2ème option : sans enfouissement des implants
La gencive est suturée en laissant dépasser la tête des implants. La gencive cicatrise directement autour des implants. Cette technique permet d’éviter un deuxième temps chirurgical pour dégager la tête des implants. En revanche, les implants sont moins bien protégés pendant la période d’intégration osseuse. Cette option est réservée aux cas les plus favorables.

L'analyse pré-implantaire

Réalisation d’un projet prothétique
La mise en place d’implants est avant tout destinée à supporter une prothèse qui doit être esthétique et fonctionnelle. C’est donc le projet de la future prothèse qui va guider la mise en place des implants. Lorsqu’il s’agit de projets prothétiques simples (une ou deux dents), la planification du traitement est relativement aisée. Pour des projets complexes, une analyse plus poussée est parfois nécessaire, avec la réalisation de divers « maquettes » ou « guides » permettant d’anticiper et de prévoir, sur des modèles et/ou dans la bouche, la position des futures dents prothétiques. Une planification totalement informatisée peut également être utilisée dans certaines situations.
Un examen dentaire et buccal sera effectué afin d’évaluer l’état de la zone à implanter et de rechercher d’éventuelles caries ou gingivites à traiter conjointement au problème de dents manquantes.

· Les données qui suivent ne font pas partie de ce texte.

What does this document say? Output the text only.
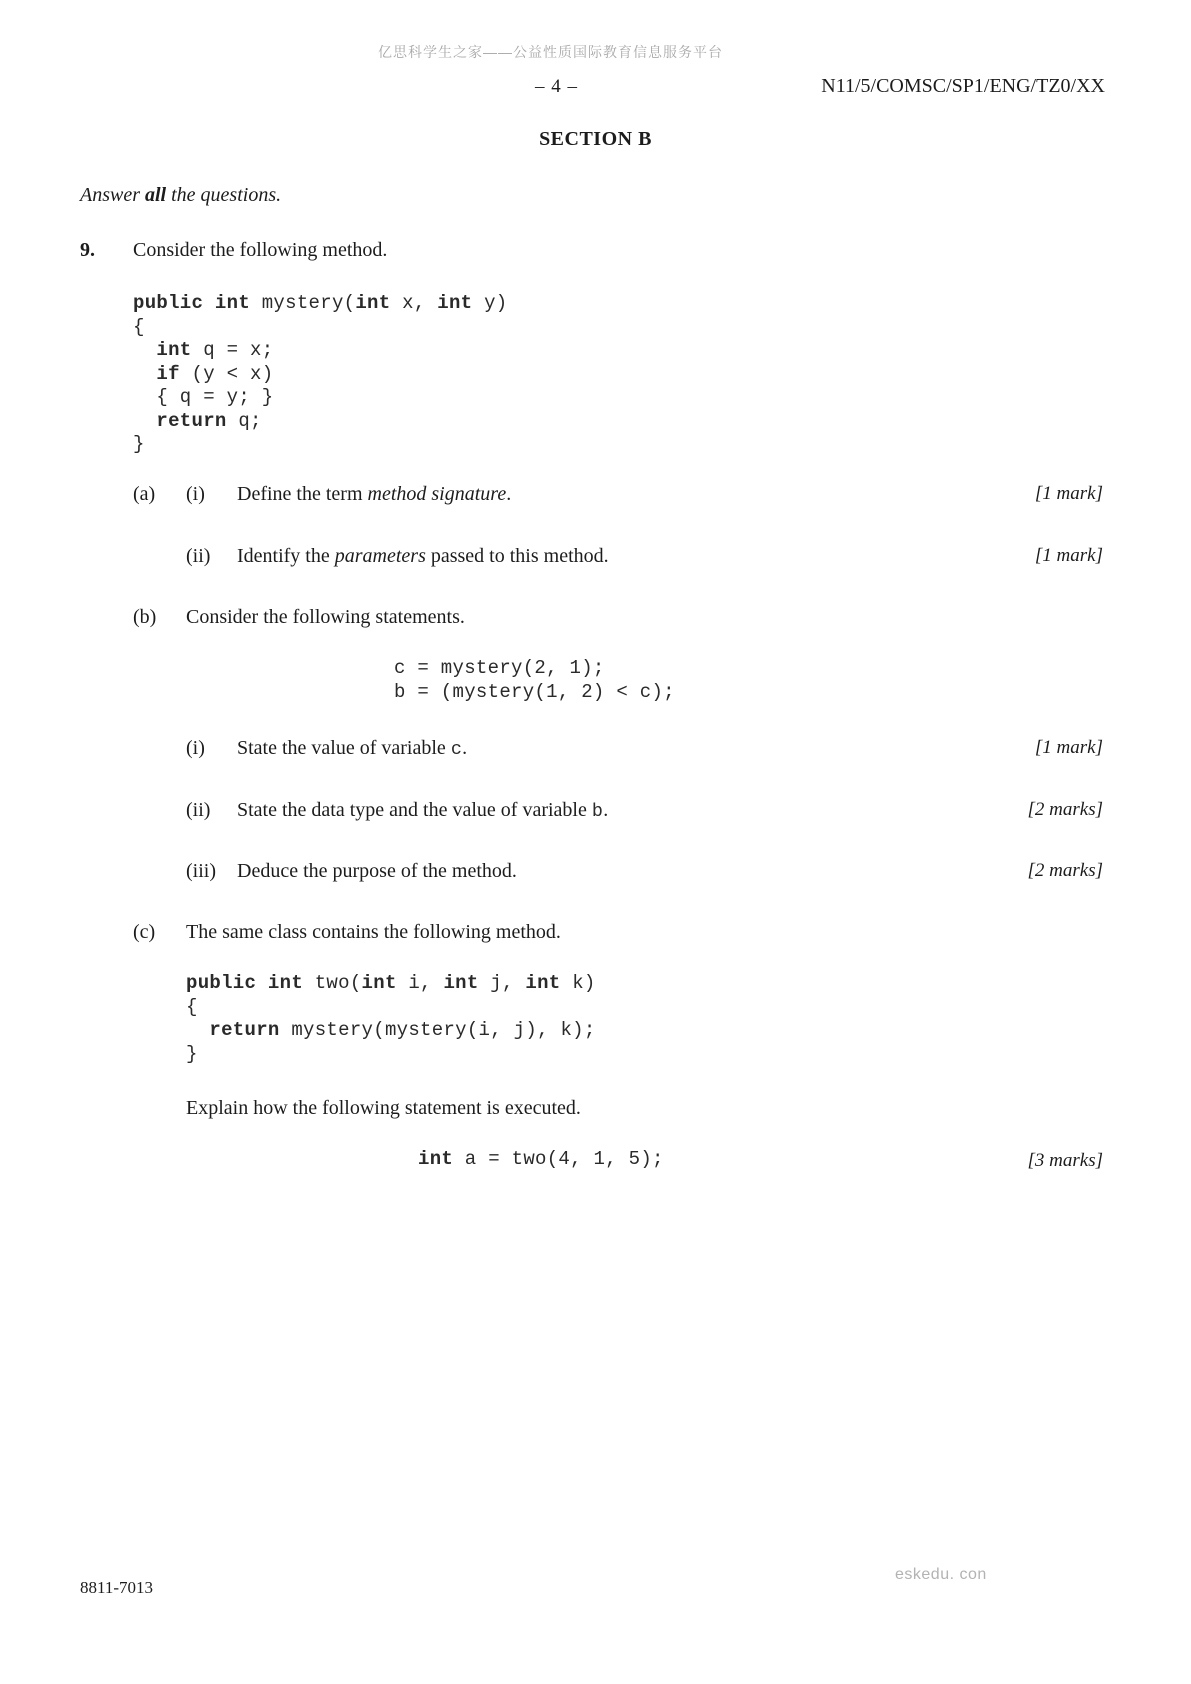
亿思科学生之家——公益性质国际教育信息服务平台
– 4 –	N11/5/COMSC/SP1/ENG/TZ0/XX
SECTION B
Answer all the questions.
9.	Consider the following method.
public int mystery(int x, int y)
{
int q = x;
if (y < x)
{ q = y; }
return q;
}
(a)	(i)	Define the term method signature.	[1 mark]
(ii)	Identify the parameters passed to this method.	[1 mark]
(b)	Consider the following statements.
c = mystery(2, 1);
b = (mystery(1, 2) < c);
(i)	State the value of variable c.	[1 mark]
(ii)	State the data type and the value of variable b.	[2 marks]
(iii)	Deduce the purpose of the method.	[2 marks]
(c)	The same class contains the following method.
public int two(int i, int j, int k)
{
return mystery(mystery(i, j), k);
}
Explain how the following statement is executed.
int a = two(4, 1, 5);	[3 marks]
8811-7013
eskedu. con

Planification de l’intervention chirurgicale
Une fois le projet prothétique validé, le chirurgien doit voir dans quelles conditions il est possible de placer des implants pour soutenir la future prothèse. Le volume osseux est analysé afin de déterminer la nécessité ou non de réaliser une greffe osseuse. La longueur et le diamètre de chaque implant sont également déterminés à ce moment.
La réalisation d’un projet prothétique correct et d’une intervention chirurgicale bien planifiée vont être les garants d’un résultat fonctionnel et esthétique prévisible.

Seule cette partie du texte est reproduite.